The
sons of the forest eagerly sent in their names and got in readiness when
the Colonel returned a few days later to inform them that the Government
had decided to retain them as a reserve in the event of Quebec being
attacked from the Kennebec.
Notwithstanding this announcement, six Hurons (among whom were Joseph and
Stanislas Vincent) claimed with loud cries the right to accompany the
Canadian Voltigeurs, commanded by the Colonel.
At Chateauguay, where 300 Canadians so gloriously repelled 7,000 invaders,
the brothers Vincent swam across the river to capture and make prisoners,
the flying Yankees.
These swarthy warriors had but a faint idea of what military discipline
meant, and thinking that, the battle being over, they could return to
Lorette, left accordingly.
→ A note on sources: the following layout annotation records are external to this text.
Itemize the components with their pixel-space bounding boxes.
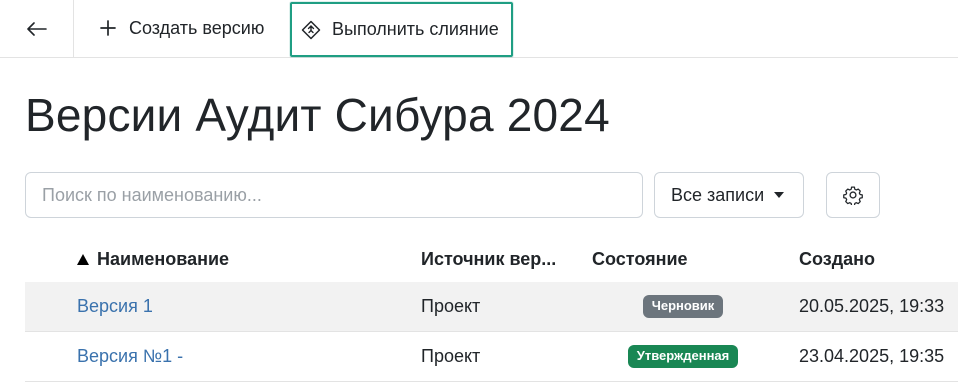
create-version-button[interactable]: Создать версию bbox=[97, 8, 264, 48]
version-source: Проект bbox=[421, 296, 481, 316]
status-badge: Черновик bbox=[642, 295, 724, 318]
version-name-link[interactable]: Версия 1 bbox=[77, 296, 153, 317]
table-row: Версия 1 Проект Черновик 20.05.2025, 19:… bbox=[25, 282, 958, 332]
table-row: Версия №1 - Проект Утвержденная 23.04.20… bbox=[25, 332, 958, 382]
toolbar: Создать версию Выполнить слияние bbox=[0, 0, 958, 58]
plus-icon bbox=[97, 17, 119, 39]
status-badge: Утвержденная bbox=[627, 345, 739, 368]
page-title: Версии Аудит Сибура 2024 bbox=[25, 89, 610, 141]
filter-selected-label: Все записи bbox=[671, 184, 765, 205]
merge-diamond-icon bbox=[300, 19, 322, 41]
version-name-link[interactable]: Версия №1 - bbox=[77, 346, 183, 367]
merge-label: Выполнить слияние bbox=[332, 19, 499, 39]
arrow-left-icon bbox=[26, 21, 47, 36]
back-button[interactable] bbox=[0, 0, 74, 57]
table-header: Наименование Источник вер... Состояние С… bbox=[25, 236, 958, 282]
column-header-created[interactable]: Создано bbox=[799, 236, 875, 282]
search-input[interactable] bbox=[25, 172, 643, 218]
table-settings-button[interactable] bbox=[826, 172, 880, 218]
created-date: 20.05.2025, 19:33 bbox=[799, 296, 945, 316]
create-version-label: Создать версию bbox=[129, 17, 265, 38]
column-header-name[interactable]: Наименование bbox=[77, 236, 229, 282]
sort-ascending-icon bbox=[77, 253, 89, 265]
caret-down-icon bbox=[774, 192, 785, 198]
versions-table: Наименование Источник вер... Состояние С… bbox=[25, 236, 958, 382]
version-source: Проект bbox=[421, 346, 481, 366]
gear-icon bbox=[843, 186, 863, 205]
records-filter-dropdown[interactable]: Все записи bbox=[654, 172, 804, 218]
created-date: 23.04.2025, 19:35 bbox=[799, 346, 945, 366]
column-header-status[interactable]: Состояние bbox=[592, 236, 688, 282]
column-header-source[interactable]: Источник вер... bbox=[421, 236, 556, 282]
merge-button[interactable]: Выполнить слияние bbox=[290, 2, 513, 57]
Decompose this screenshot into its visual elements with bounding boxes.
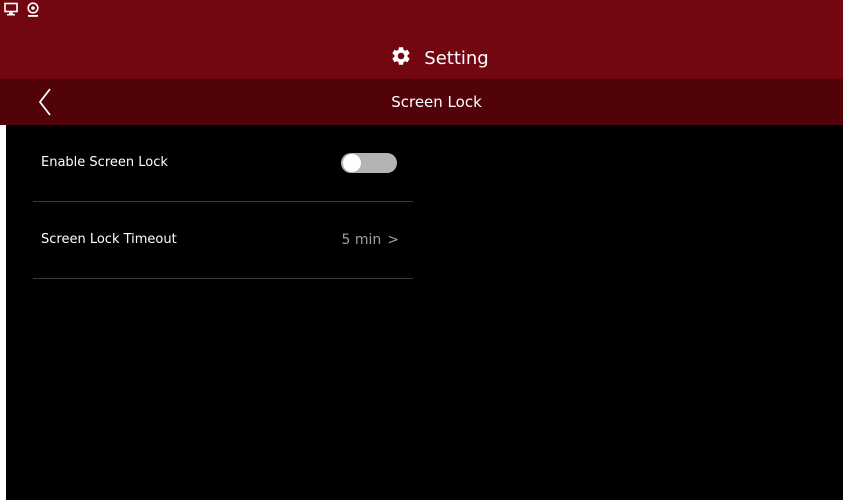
monitor-icon — [4, 2, 18, 16]
screen-lock-timeout-row[interactable]: Screen Lock Timeout 5 min > — [33, 202, 413, 279]
screen-lock-timeout-value: 5 min — [341, 232, 382, 248]
webcam-icon — [26, 2, 40, 18]
enable-screen-lock-toggle[interactable] — [341, 153, 397, 173]
chevron-left-icon — [30, 88, 64, 123]
sub-header: Screen Lock — [0, 79, 843, 125]
settings-screen: Setting Screen Lock Enable Screen Lock S… — [0, 0, 843, 500]
status-bar — [4, 2, 40, 18]
chevron-right-icon: > — [387, 232, 399, 248]
screen-lock-timeout-value-button[interactable]: 5 min > — [342, 202, 400, 278]
settings-list: Enable Screen Lock Screen Lock Timeout 5… — [6, 125, 843, 500]
header-title-area: Setting — [0, 40, 843, 76]
back-button[interactable] — [30, 85, 64, 119]
toggle-knob — [343, 154, 361, 172]
app-header: Setting — [0, 0, 843, 79]
section-title: Screen Lock — [391, 93, 482, 111]
page-title: Setting — [424, 47, 489, 69]
gear-icon — [390, 45, 412, 71]
screen-lock-timeout-label: Screen Lock Timeout — [41, 232, 177, 247]
enable-screen-lock-label: Enable Screen Lock — [41, 155, 168, 170]
enable-screen-lock-row: Enable Screen Lock — [33, 125, 413, 202]
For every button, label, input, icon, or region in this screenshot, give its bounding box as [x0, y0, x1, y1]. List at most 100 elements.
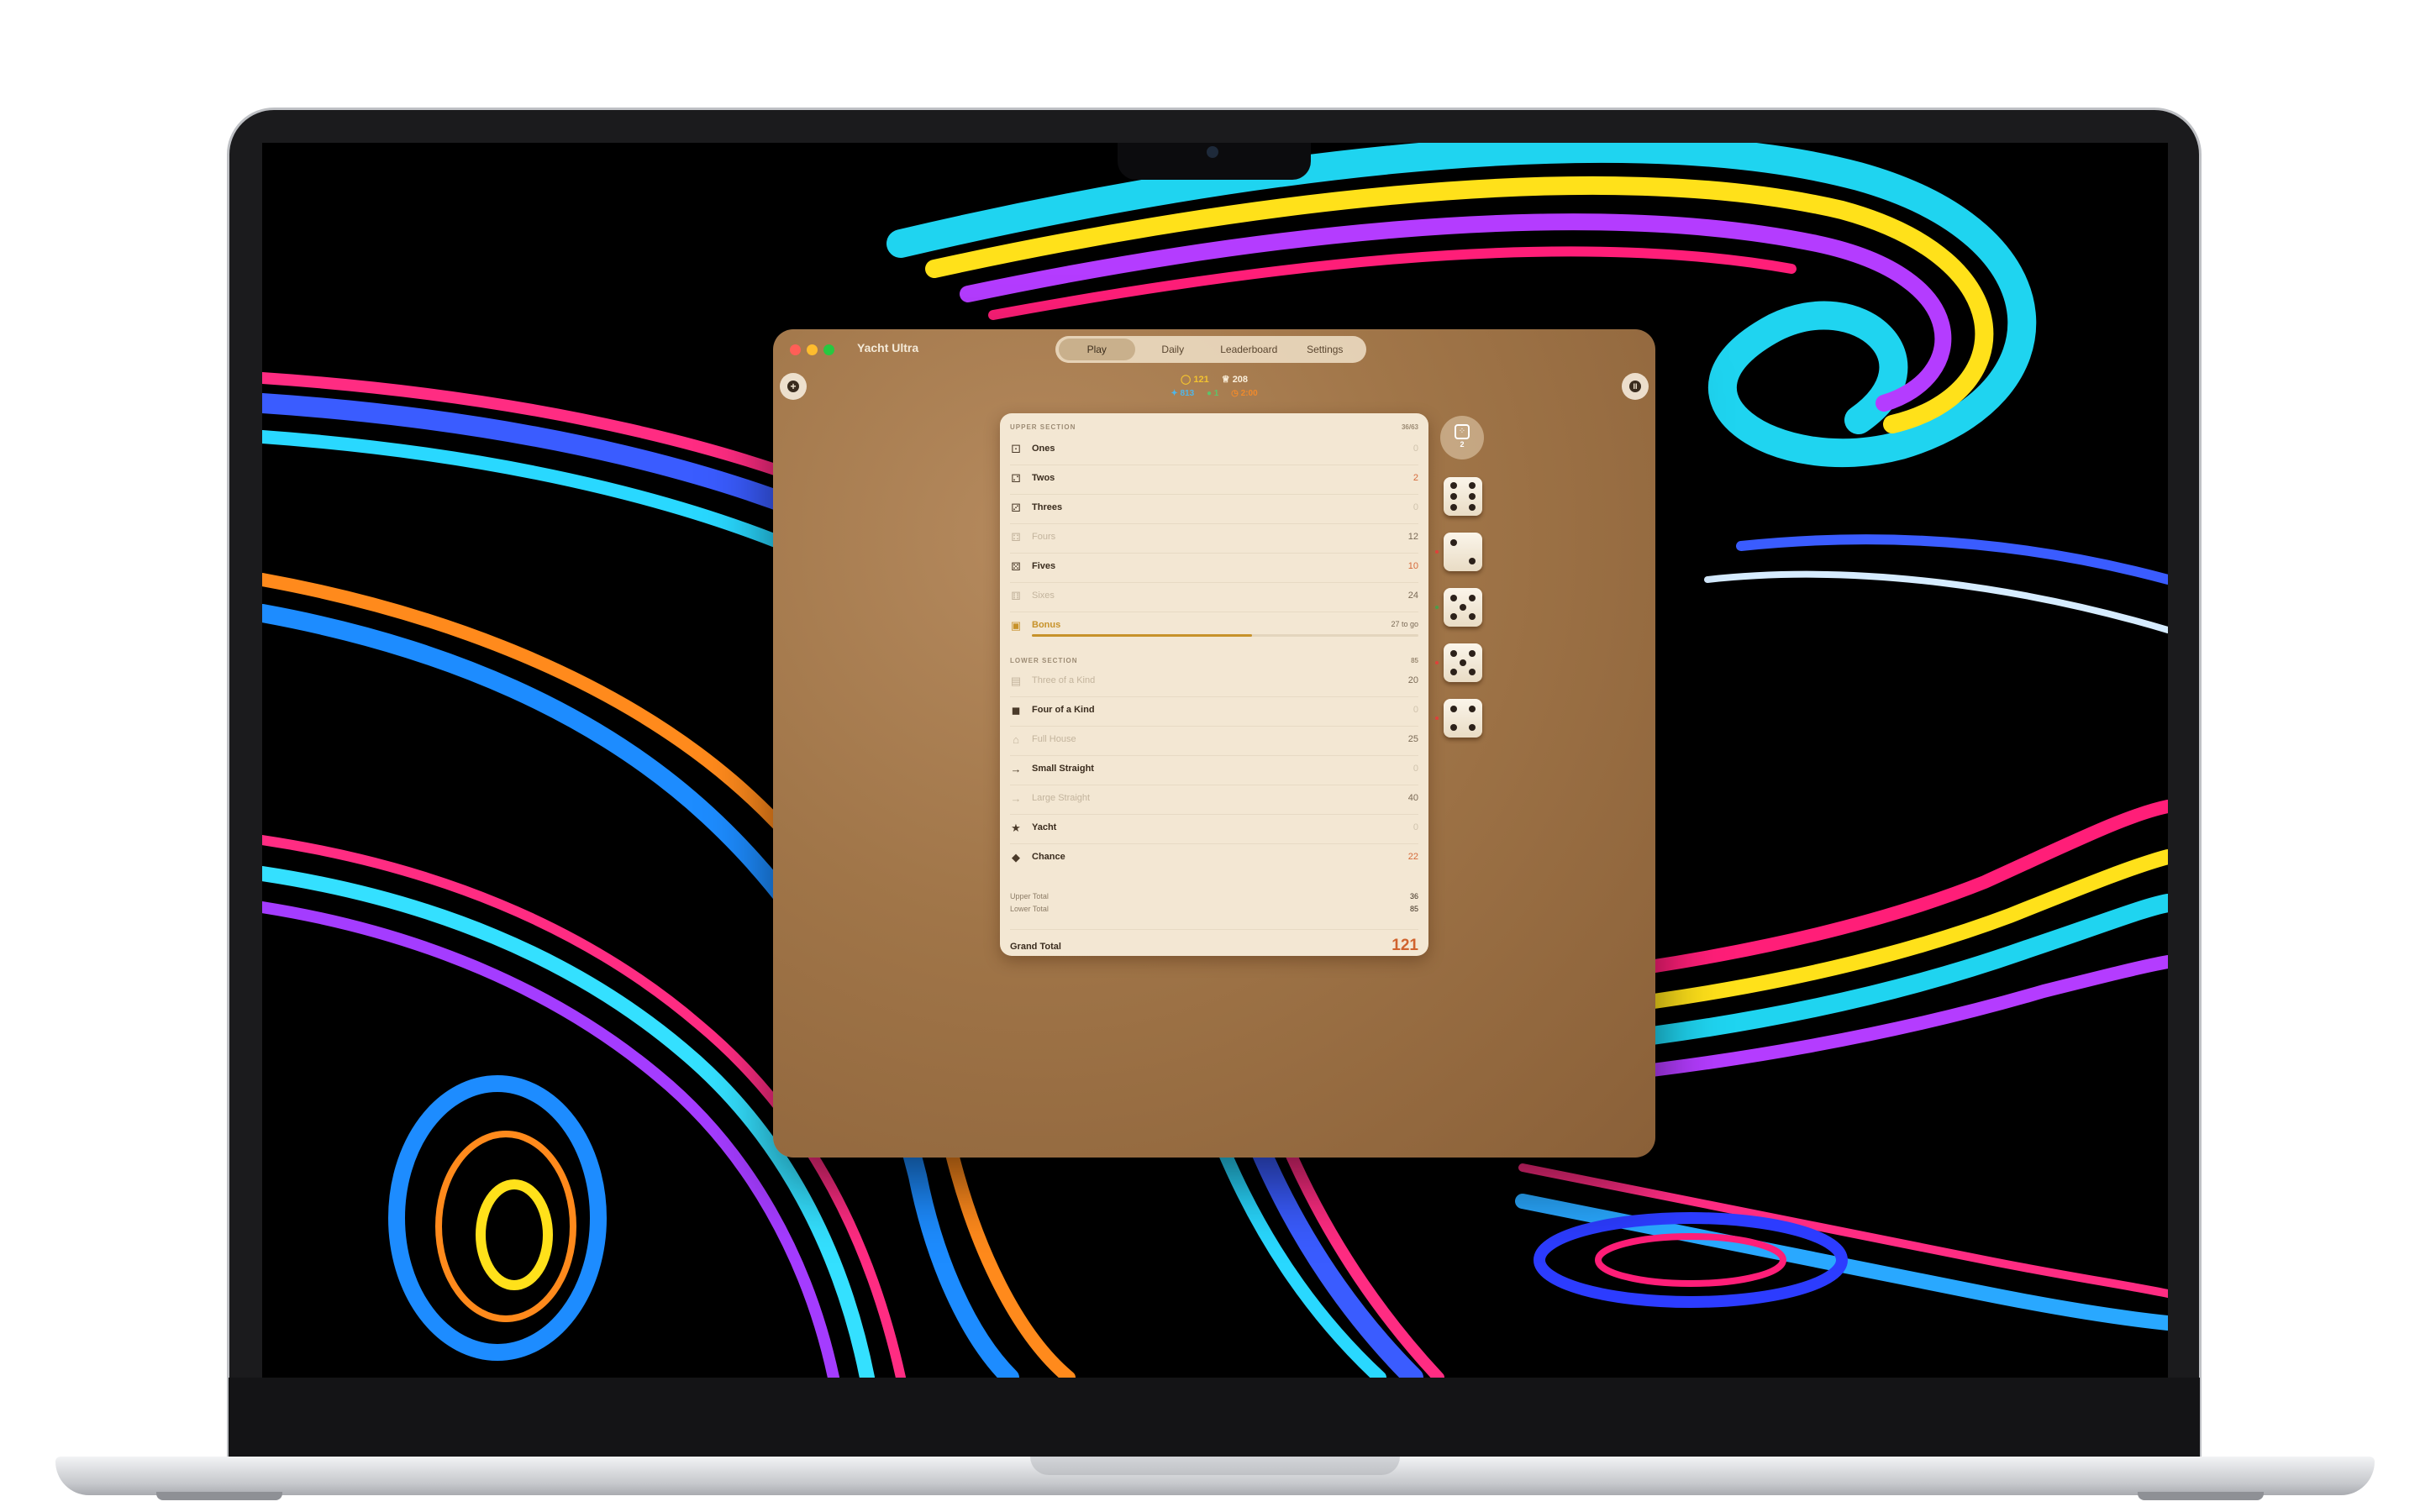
row-label: Chance	[1032, 852, 1065, 862]
die-4[interactable]	[1444, 643, 1482, 682]
screen-bezel-bottom	[229, 1378, 2200, 1465]
row-label: Fives	[1032, 561, 1056, 571]
lower-section-total: 85	[1411, 657, 1418, 664]
sparkle-icon: ✦	[1171, 389, 1178, 398]
die-pip	[1460, 659, 1466, 666]
die-face-5-icon: ⚄	[1011, 560, 1021, 573]
tab-settings[interactable]: Settings	[1287, 339, 1364, 360]
die-pip	[1450, 482, 1457, 489]
score-row-fives[interactable]: ⚄ Fives 10	[1010, 553, 1418, 583]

This was a flagrant case of desertion. Nothing
short of the brave Colonel's earnest entreaties, sufficed to procure a
pardon for the redskins. A letter was written to Col. De Salaberry by his
father, late M.P. for the county, on this subject; it has been preserved.
The Hurons attended at Beauport at the unveiling of the monument of De
Salaberry on the 27th of June, 1880, and subscribed bountifully to the
building fund.
What with war medals, clothing, ammunition, fertile lands specially
reserved at Lorette, on the Restigouche, at Nouvelle, Isle Verte,
Caughnawaga, St. Regis, &c., the "untutored savage," shielded by a
beneficent legislation, watched over by zealous missionaries, was at times
an object of envy to his white brethren.